きらめきシーズン~卒業までの12ヶ月~




三日目は、午前中に移動をして、午後から自由行動の時間が与えられていた。


恵と小宮は、照れくさそうに目を合わせては、微笑み合っていた。


見ているこちらが赤くなってしてしまうような光景に、あたしは心の底から満たされた気分になることができた。

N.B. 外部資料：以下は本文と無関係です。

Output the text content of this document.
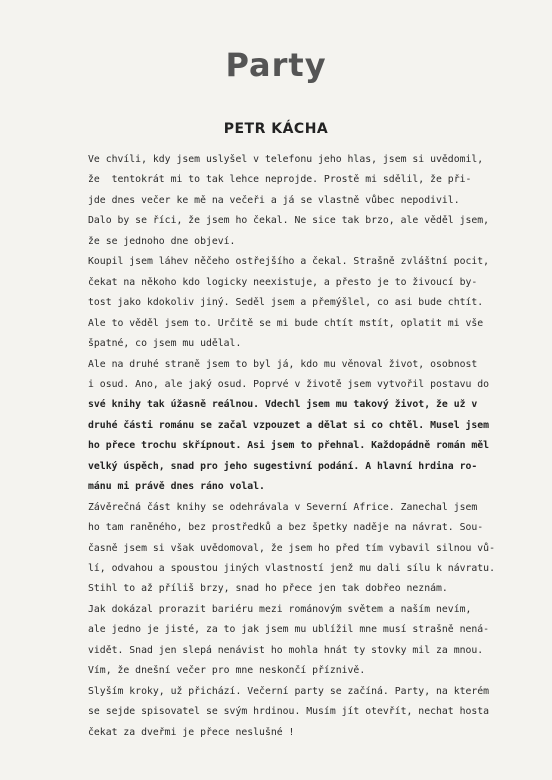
Party
PETR KÁCHA
Ve chvíli, kdy jsem uslyšel v telefonu jeho hlas, jsem si uvědomil,
že  tentokrát mi to tak lehce neprojde. Prostě mi sdělil, že při-
jde dnes večer ke mě na večeři a já se vlastně vůbec nepodivil.
Dalo by se říci, že jsem ho čekal. Ne sice tak brzo, ale věděl jsem,
že se jednoho dne objeví.
Koupil jsem láhev něčeho ostřejšího a čekal. Strašně zvláštní pocit,
čekat na někoho kdo logicky neexistuje, a přesto je to živoucí by-
tost jako kdokoliv jiný. Seděl jsem a přemýšlel, co asi bude chtít.
Ale to věděl jsem to. Určitě se mi bude chtít mstít, oplatit mi vše
špatné, co jsem mu udělal.
Ale na druhé straně jsem to byl já, kdo mu věnoval život, osobnost
i osud. Ano, ale jaký osud. Poprvé v životě jsem vytvořil postavu do
své knihy tak úžasně reálnou. Vdechl jsem mu takový život, že už v
druhé části románu se začal vzpouzet a dělat si co chtěl. Musel jsem
ho přece trochu skřípnout. Asi jsem to přehnal. Každopádně román měl
velký úspěch, snad pro jeho sugestivní podání. A hlavní hrdina ro-
mánu mi právě dnes ráno volal.
Závěrečná část knihy se odehrávala v Severní Africe. Zanechal jsem
ho tam raněného, bez prostředků a bez špetky naděje na návrat. Sou-
časně jsem si však uvědomoval, že jsem ho před tím vybavil silnou vů-
lí, odvahou a spoustou jiných vlastností jenž mu dali sílu k návratu.
Stihl to až příliš brzy, snad ho přece jen tak dobřeo neznám.
Jak dokázal prorazit bariéru mezi románovým světem a naším nevím,
ale jedno je jisté, za to jak jsem mu ublížil mne musí strašně nená-
vidět. Snad jen slepá nenávist ho mohla hnát ty stovky mil za mnou.
Vím, že dnešní večer pro mne neskončí příznivě.
Slyším kroky, už přichází. Večerní party se začíná. Party, na kterém
se sejde spisovatel se svým hrdinou. Musím jít otevřít, nechat hosta
čekat za dveřmi je přece neslušné !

そして、視線を移したのは、観光名所であるがゆえのトイレの大行列。


「先にお土産屋さん行ってて!」


あたしはみんなにそう言って、その列に並んだ。


なかなか進まず、旅のしおりを眺めながら順番を待った。


トイレから出た時にはかなり時間が経っていて、急いでお土産屋さんに向かう。


でも、甘く見ていた。


観光名所のお土産屋さんの規模は、半端じゃない。


お店を一軒一軒のぞきながらみんなを探すけれど、見つけられない。


腕時計を見ると、もう移動する予定の時間だった。


こういう時、携帯電話を持っていない不便さを痛感する。


でも、仕方がない。


はぐれた時は旅のしおりに従って移動することに決めていたから、あたしは次の場所に向かうことにした。


幸いにも歩いて行ける距離にあるお寺だ。


でも、その場所にも、みんなを見つけることができなかった。